Monthly Consumer Price Index (YoY)

The Monthly Consumer Price Index (CPI), released by the Australian Bureau of Statistics on a monthly basis, measures the changes in the price of a fixed basket of goods and services acquired by household consumers. The indicator was developed to provide inflation data at a higher frequency than the quarterly CPI. The YoY reading compares prices in the reference month to the same month a year earlier. A high reading is seen as bullish for the Australian Dollar (AUD), while a low reading is seen as bearish.

Read more.

Next release: Wed Jul 30, 2025 01:30

Frequency: Monthly

Consensus: 2.1%

Previous: 2.1%

Source: Australian Bureau of Statistics

Inflation FAQs

Inflation measures the rise in the price of a representative basket of goods and services. Headline inflation is usually expressed as a percentage change on a month-on-month (MoM) and year-on-year (YoY) basis. Core inflation excludes more volatile elements such as food and fuel which can fluctuate because of geopolitical and seasonal factors. Core inflation is the figure economists focus on and is the level targeted by central banks, which are mandated to keep inflation at a manageable level, usually around 2%.

The Consumer Price Index (CPI) measures the change in prices of a basket of goods and services over a period of time. It is usually expressed as a percentage change on a month-on-month (MoM) and year-on-year (YoY) basis. Core CPI is the figure targeted by central banks as it excludes volatile food and fuel inputs. When Core CPI rises above 2% it usually results in higher interest rates and vice versa when it falls below 2%. Since higher interest rates are positive for a currency, higher inflation usually results in a stronger currency. The opposite is true when inflation falls.

Although it may seem counter-intuitive, high inflation in a country pushes up the value of its currency and vice versa for lower inflation. This is because the central bank will normally raise interest rates to combat the higher inflation, which attract more global capital inflows from investors looking for a lucrative place to park their money.

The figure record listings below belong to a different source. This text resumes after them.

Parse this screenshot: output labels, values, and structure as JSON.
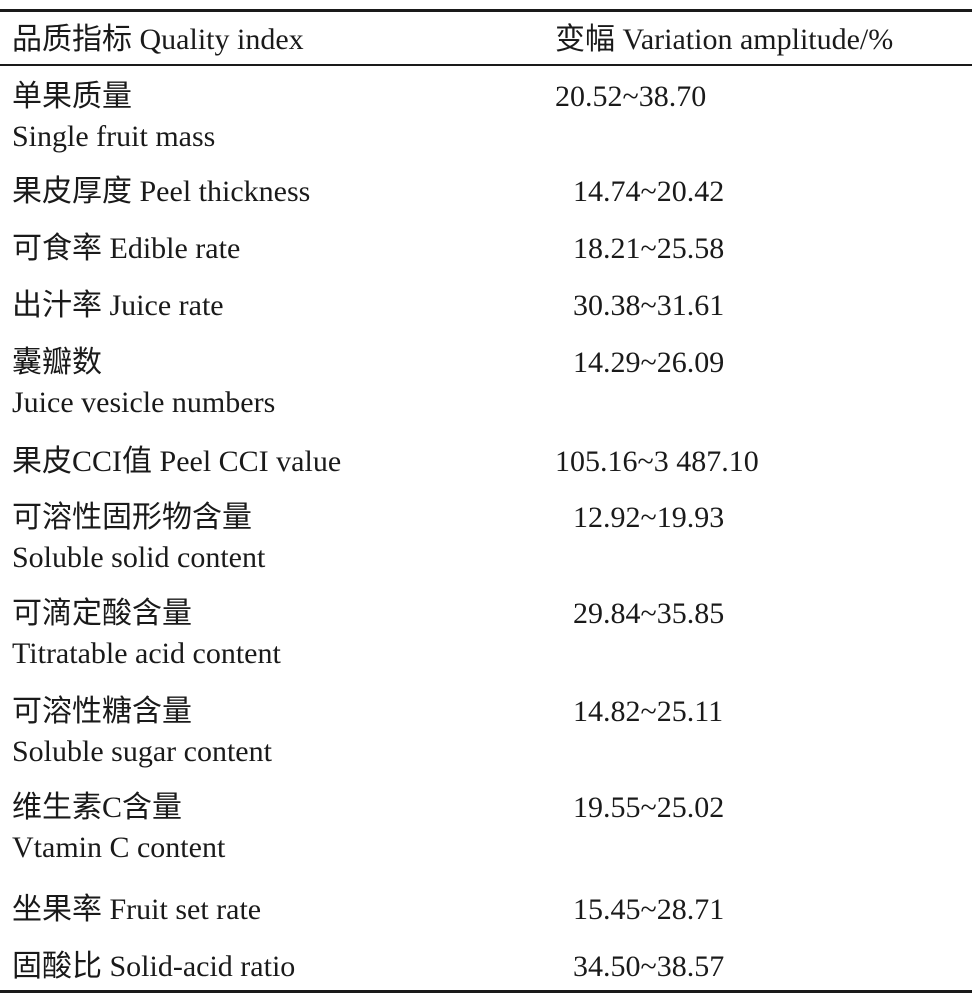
{
  "table": {
    "headers": [
      "品质指标 Quality index",
      "变幅 Variation amplitude/%"
    ],
    "rows": [
      {
        "zh": "单果质量",
        "en": "Single fruit mass",
        "two_line": true,
        "range": "20.52~38.70"
      },
      {
        "zh": "果皮厚度",
        "en": "Peel thickness",
        "two_line": false,
        "range": "14.74~20.42"
      },
      {
        "zh": "可食率",
        "en": "Edible rate",
        "two_line": false,
        "range": "18.21~25.58"
      },
      {
        "zh": "出汁率",
        "en": "Juice rate",
        "two_line": false,
        "range": "30.38~31.61"
      },
      {
        "zh": "囊瓣数",
        "en": "Juice vesicle numbers",
        "two_line": true,
        "range": "14.29~26.09"
      },
      {
        "zh": "果皮CCI值",
        "en": "Peel CCI value",
        "two_line": false,
        "range": "105.16~3 487.10"
      },
      {
        "zh": "可溶性固形物含量",
        "en": "Soluble solid content",
        "two_line": true,
        "range": "12.92~19.93"
      },
      {
        "zh": "可滴定酸含量",
        "en": "Titratable acid content",
        "two_line": true,
        "range": "29.84~35.85"
      },
      {
        "zh": "可溶性糖含量",
        "en": "Soluble sugar content",
        "two_line": true,
        "range": "14.82~25.11"
      },
      {
        "zh": "维生素C含量",
        "en": "Vtamin C content",
        "two_line": true,
        "range": "19.55~25.02"
      },
      {
        "zh": "坐果率",
        "en": "Fruit set rate",
        "two_line": false,
        "range": "15.45~28.71"
      },
      {
        "zh": "固酸比",
        "en": "Solid-acid ratio",
        "two_line": false,
        "range": "34.50~38.57"
      }
    ]
  }
}
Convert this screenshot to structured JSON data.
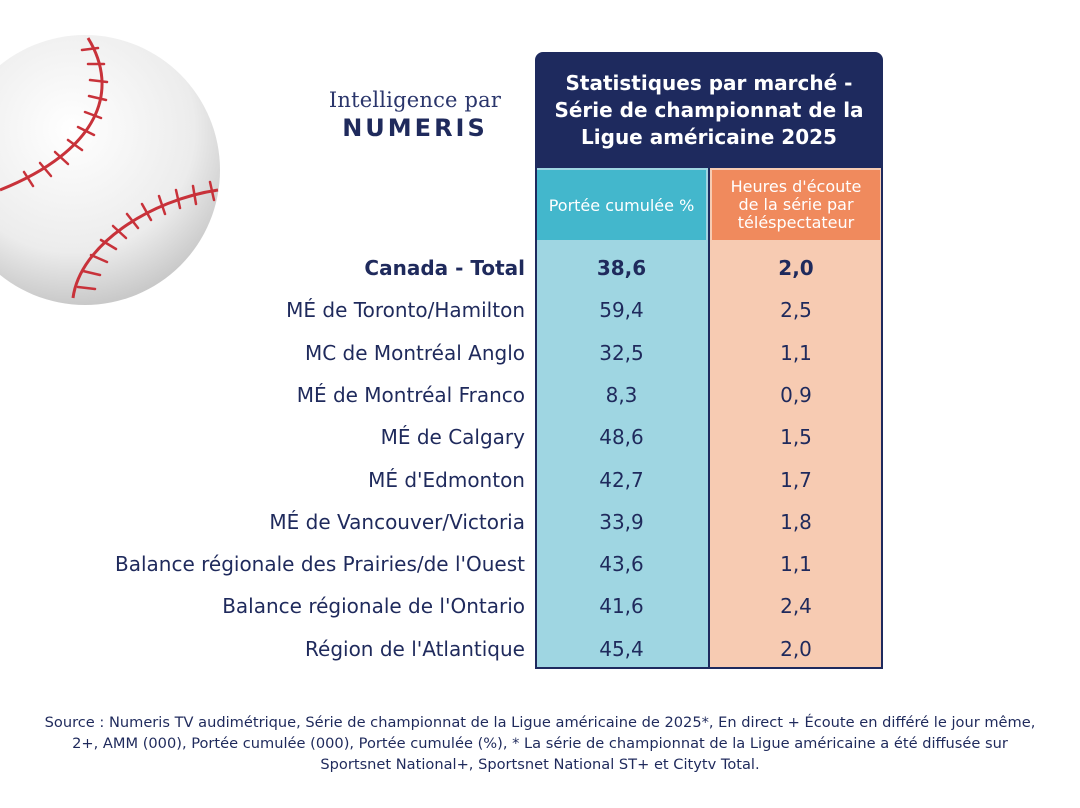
{
  "brand": {
    "line1": "Intelligence par",
    "line2": "NUMERIS"
  },
  "chart_data": {
    "type": "table",
    "title": "Statistiques par marché - Série de championnat de la Ligue américaine 2025",
    "columns": [
      "Portée cumulée %",
      "Heures d'écoute de la série par téléspectateur"
    ],
    "rows": [
      {
        "label": "Canada - Total",
        "reach": "38,6",
        "hours": "2,0",
        "bold": true
      },
      {
        "label": "MÉ de Toronto/Hamilton",
        "reach": "59,4",
        "hours": "2,5"
      },
      {
        "label": "MC de Montréal  Anglo",
        "reach": "32,5",
        "hours": "1,1"
      },
      {
        "label": "MÉ de Montréal Franco",
        "reach": "8,3",
        "hours": "0,9"
      },
      {
        "label": "MÉ de Calgary",
        "reach": "48,6",
        "hours": "1,5"
      },
      {
        "label": "MÉ d'Edmonton",
        "reach": "42,7",
        "hours": "1,7"
      },
      {
        "label": "MÉ de Vancouver/Victoria",
        "reach": "33,9",
        "hours": "1,8"
      },
      {
        "label": "Balance régionale des Prairies/de l'Ouest",
        "reach": "43,6",
        "hours": "1,1"
      },
      {
        "label": "Balance régionale de l'Ontario",
        "reach": "41,6",
        "hours": "2,4"
      },
      {
        "label": "Région de l'Atlantique",
        "reach": "45,4",
        "hours": "2,0"
      }
    ],
    "colors": {
      "header": "#1e2a5e",
      "reach_header": "#43b7cc",
      "reach_cells": "#9fd6e2",
      "hours_header": "#f08a5d",
      "hours_cells": "#f7cbb2"
    }
  },
  "source": "Source : Numeris TV audimétrique, Série de championnat de la Ligue américaine de 2025*, En direct + Écoute en différé le jour même, 2+, AMM (000), Portée cumulée (000), Portée cumulée (%), * La série de championnat de la Ligue américaine a été diffusée sur Sportsnet National+, Sportsnet National ST+ et Citytv Total.",
  "icons": {
    "decoration": "baseball-icon"
  }
}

Formerly, Gold was the asset investors turned to in times of high inflation because it preserved its value, and whilst investors will often still buy Gold for its safe-haven properties in times of extreme market turmoil, this is not the case most of the time. This is because when inflation is high, central banks will put up interest rates to combat it. Higher interest rates are negative for Gold because they increase the opportunity-cost of holding Gold vis-a-vis an interest-bearing asset or placing the money in a cash deposit account. On the flipside, lower inflation tends to be positive for Gold as it brings interest rates down, making the bright metal a more viable investment alternative.